Mas as crianças acompanham sem problemas. O bacana de "Soul" é levantar temas que são percebidos de forma diferente pelos baixinhos. Mais bacana ainda é Pete Docter e seu time terem sensibilidade em confiar em seu público e usar essa confiança para contar a história da melhor forma, sem concessões. "Soul" é um triunfo. Para todas as idades.
"CONAN, O BÁRBARO" INAUGURA OS TIJOLÕES EM QUADRINHOS NO BRASIL
O mercado de quadrinhos foi agitado em 2020. Apesar da pandemia, editoras grandes e independentes ajustaram suas agendas e, aos poucos, colocaram títulos de diversos gêneros no mercado. Entre novidades e relançamentos, selos como Pipoca & Nanquim, Mino, Veneta e Comix Zone trouxeram variedade para as livrarias - que, obviamente, cresceram no comércio online.
Mesmo com tanta coisa nova, o que mais encheu os olhos foi uma dose pesada de nostalgia. "Conan, O Bárbaro Omnibus" é um colosso de quase 800 páginas, um calhamaço que reúne mais de trinta edições que a Marvel publicou do personagem de Robert E. Howard nos anos 1970. Trazendo a fase inicial de Roy Thomas e Barry Windsor Smith, é o melhor exemplar do gênero espada e feitiçaria, compilado no tipo de publicação que, até então, só existia na gringa. O melhor: É o primeiro de muitos!
"STAR WARS" RECUPERA SEU TRONO NA CULTURA POP COM "THE MANDALORIAN"
O final da segunda temporada de "The Mandalorian", série capitaneada por Jon Favreau e Dave Filoni, deixou muito fã de "Star Wars" com os olhos marejados. Foi um grito coletivo que estava entalado na garganta desde que a LucasFilm, produtora da série, foi encampada pela Disney. "Star Wars", finalmente, estava a salvo.
É uma bobagem, claro. A saga espacial demorou mas engrenou na Casa do Mickey, o que não significa que os fãs mais radicais tenham razão. "O Despertar da Força" e "Os Últimos Jedi" foram filmes que alavancaram a jornada da família Skywalker no cinema. "Rogue One" mostrou a força da expansão desse universo.
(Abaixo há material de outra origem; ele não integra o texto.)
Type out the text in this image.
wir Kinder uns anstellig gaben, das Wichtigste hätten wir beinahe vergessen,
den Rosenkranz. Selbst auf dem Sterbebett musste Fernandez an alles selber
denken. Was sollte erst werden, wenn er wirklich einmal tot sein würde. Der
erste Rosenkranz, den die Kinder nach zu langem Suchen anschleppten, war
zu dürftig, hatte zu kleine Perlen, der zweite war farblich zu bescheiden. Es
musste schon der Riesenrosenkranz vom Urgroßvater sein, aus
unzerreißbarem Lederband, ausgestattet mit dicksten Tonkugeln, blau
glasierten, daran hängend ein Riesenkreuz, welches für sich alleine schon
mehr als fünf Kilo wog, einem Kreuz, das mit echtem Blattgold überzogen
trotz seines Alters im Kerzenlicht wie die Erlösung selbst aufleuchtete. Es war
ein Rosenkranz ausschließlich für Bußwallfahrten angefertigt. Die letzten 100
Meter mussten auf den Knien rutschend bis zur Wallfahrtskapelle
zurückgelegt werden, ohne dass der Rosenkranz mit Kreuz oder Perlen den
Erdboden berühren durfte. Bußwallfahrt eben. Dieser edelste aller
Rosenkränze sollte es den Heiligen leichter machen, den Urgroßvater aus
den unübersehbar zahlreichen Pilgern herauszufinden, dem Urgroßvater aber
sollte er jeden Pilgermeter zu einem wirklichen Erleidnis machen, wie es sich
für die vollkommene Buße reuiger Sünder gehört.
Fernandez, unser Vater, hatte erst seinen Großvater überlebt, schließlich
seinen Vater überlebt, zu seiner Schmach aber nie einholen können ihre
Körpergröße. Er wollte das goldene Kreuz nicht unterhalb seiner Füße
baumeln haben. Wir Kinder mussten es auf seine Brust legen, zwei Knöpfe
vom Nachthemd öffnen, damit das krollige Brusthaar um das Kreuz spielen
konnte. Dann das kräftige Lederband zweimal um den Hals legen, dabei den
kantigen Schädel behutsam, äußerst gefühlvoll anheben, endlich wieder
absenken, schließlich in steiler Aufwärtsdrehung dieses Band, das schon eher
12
Os soluços causados por "Han Solo" e, principalmente, por "A Ascensão Skywalker" não tiram o brilho da retomada da série.
"The Mandalorian", porém, apresentou uma alternativa. A série protagonizada por Pedro Pascal como um guerreiro solitário, um estranho sem nome em um western cósmico, desviou dos "grandes temas" associados historicamente a "Star Wars" e construiu seu cantinho, misturando novos mundos e personagens com alguns já estabelecidos, mesmo que pouco conhecidos, nesse mesmo universo.
O resultado foi unânime entre devotos e neófitos, reacendendo a chama de "Star Wars" com uma nova estrutura narrativa proporcionada pelo Disney+. Foi o respiro que a série precisava para reconquistar sua posição como propriedade intelectual mais poderosa da cultura pop. Consolidada com a visão emblemática de um sabre de luz esverdeado. O futuro nunca pareceu tão promissor!